The timing seemed right so I launched into my own tirade, testing the mettle and patience of this obnoxious intruder.
"I know right, it's outrageous." I chime in. "You know just the other day they came and told me I have to cut my grass."
"Exactly my point." He raves in return.
"I mean, I like my grass long and what business is it of theirs anyway." I crack another can as I gear into full swing. "So they say it's a fire hazard and I'm breeding vermin, whatever. I like mice."
The man falls head first into my trap, agreeing with everything I say. A dangerous position to take, but he fails to see me for the bait-er that I am and allows me to continue.
"I mean would you believe that last week my mate got arrested? Do you want to know what they charged him with?"
"What's that." The man inquires, hoping for more ammo.
"They claim he falsified a document. All because he transferred a car over into his possession without the permission of the owner." He gives me a look that shows he is starting to suspect something is not quite right but nods his approval just the same. I charge on not giving him the chance to back out yet.
"So what about this whole gay marriage thing then, where does your party stand on that issue?" The temporary shift into familiar territory brings him back to life as he hollers out their polices on the matter for gay, lesbian, bi, and even transgender rights and freedoms. Something I'm not opposed to in the slightest and its my turn to nod in approval.
"What about polygamy?" I ask and his face turns thoughtful. "I thought that would be right along your party line."
Carefully he considers his response not wanting to overreach on behalf of someone with more power than himself and cause a gaff. After a short moment he agrees that although it's not as common as homosexuality, it still is a legitimate position and that The Freedom Party fights for the freedoms of all citizens.
"I find it refreshing to have the opportunity to vote for such a forward thinking party." I pump him a little more before the big deflation. "How long do you think before they could change the law?"
"That's tricky." He answers. "It can take up to a couple of years. Do you have someone you want to marry?"
"Yeah I do actually." I pause, watching him smile as though he is happy for me, which I truly doubt he is. "See when I met my wife, some ten years ago she had a six year old daughter. Now she's turned sixteen and is the most wonderful person in the world." He nods with a smile as i continue. "In two years time she will be eighteen and I would love to be able to marry her as well." I give him a wink to top the farce off.
His face remains unchanged for a long moment as this new information sinks in. I watch as it overloads his brain, while he desperately searches for the right social response. I feel my insides twisting and I take a drink to stop myself from laughing. When he fails to reconcile his feelings with his reactions and I can no longer keep a strait face, I change tact again with an outburst.
"You don't approve!" I growl and he quickly tries to show that he is agreeable.

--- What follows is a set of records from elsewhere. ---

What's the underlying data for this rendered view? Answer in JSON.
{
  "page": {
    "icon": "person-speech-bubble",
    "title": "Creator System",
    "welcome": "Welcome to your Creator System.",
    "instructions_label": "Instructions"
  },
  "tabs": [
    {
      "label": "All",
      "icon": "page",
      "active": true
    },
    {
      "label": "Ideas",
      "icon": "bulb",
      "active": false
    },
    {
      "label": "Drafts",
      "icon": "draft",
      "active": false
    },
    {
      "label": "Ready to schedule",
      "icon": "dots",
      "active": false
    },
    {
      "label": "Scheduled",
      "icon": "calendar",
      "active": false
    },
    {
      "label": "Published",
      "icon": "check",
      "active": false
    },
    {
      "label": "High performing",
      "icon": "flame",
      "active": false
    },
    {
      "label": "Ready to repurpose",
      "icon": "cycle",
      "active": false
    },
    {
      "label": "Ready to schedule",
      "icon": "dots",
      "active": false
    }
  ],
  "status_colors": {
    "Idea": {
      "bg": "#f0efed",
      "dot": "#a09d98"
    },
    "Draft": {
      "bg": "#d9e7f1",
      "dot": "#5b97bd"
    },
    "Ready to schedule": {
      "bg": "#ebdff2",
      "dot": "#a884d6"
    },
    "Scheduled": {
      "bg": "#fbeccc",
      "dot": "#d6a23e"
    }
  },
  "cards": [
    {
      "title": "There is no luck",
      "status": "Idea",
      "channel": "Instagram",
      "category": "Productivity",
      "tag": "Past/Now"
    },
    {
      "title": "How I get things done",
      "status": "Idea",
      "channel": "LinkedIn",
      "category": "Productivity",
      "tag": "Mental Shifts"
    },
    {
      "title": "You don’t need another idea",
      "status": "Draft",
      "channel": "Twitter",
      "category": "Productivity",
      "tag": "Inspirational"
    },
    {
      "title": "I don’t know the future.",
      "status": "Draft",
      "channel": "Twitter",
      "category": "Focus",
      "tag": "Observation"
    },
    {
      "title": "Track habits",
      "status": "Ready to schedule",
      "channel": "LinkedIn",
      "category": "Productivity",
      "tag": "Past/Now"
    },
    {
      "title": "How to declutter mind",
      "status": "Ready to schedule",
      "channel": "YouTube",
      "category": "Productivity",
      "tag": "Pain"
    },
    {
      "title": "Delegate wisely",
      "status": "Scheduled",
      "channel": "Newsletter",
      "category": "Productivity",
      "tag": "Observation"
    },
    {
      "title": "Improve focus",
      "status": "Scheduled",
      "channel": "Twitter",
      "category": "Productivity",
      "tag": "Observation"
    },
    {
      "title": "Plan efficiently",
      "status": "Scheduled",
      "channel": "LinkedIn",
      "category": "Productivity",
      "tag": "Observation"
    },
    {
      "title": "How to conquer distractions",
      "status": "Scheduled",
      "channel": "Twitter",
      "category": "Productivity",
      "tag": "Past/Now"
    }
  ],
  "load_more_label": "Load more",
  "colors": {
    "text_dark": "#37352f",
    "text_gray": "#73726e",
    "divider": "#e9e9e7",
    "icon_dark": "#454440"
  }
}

However he cannot truly agree, slowly his head nodding ceases and he focuses on trying to say something to calm the situation.
"You think I'm a sick weirdo?" I question him loudly not giving him time to vomit a response as he mutters an incoherent reply. "You do it's written all over your face."
At this point he just wants to leave, the raised voices cause his iguana to clench on to his shoulder, while the mans brain is incapable if formulating a tangible reply. I give him the release he so desperately wants.
"Just go, get out of here you Nazi hypocrite, coming to my door to speak of freedoms while you don't even believe in them, you may as well join the a party that wants to try and deny me my rights." Without a word he turns to leave before turning back to offer an apology, almost catching me in a smile.
"Go! And may the almighty god of pasta infest you with pestilence."
As I close my front door I'm wracked in a fit of laughter. Election time is so much fun, this year I might even enroll to vote.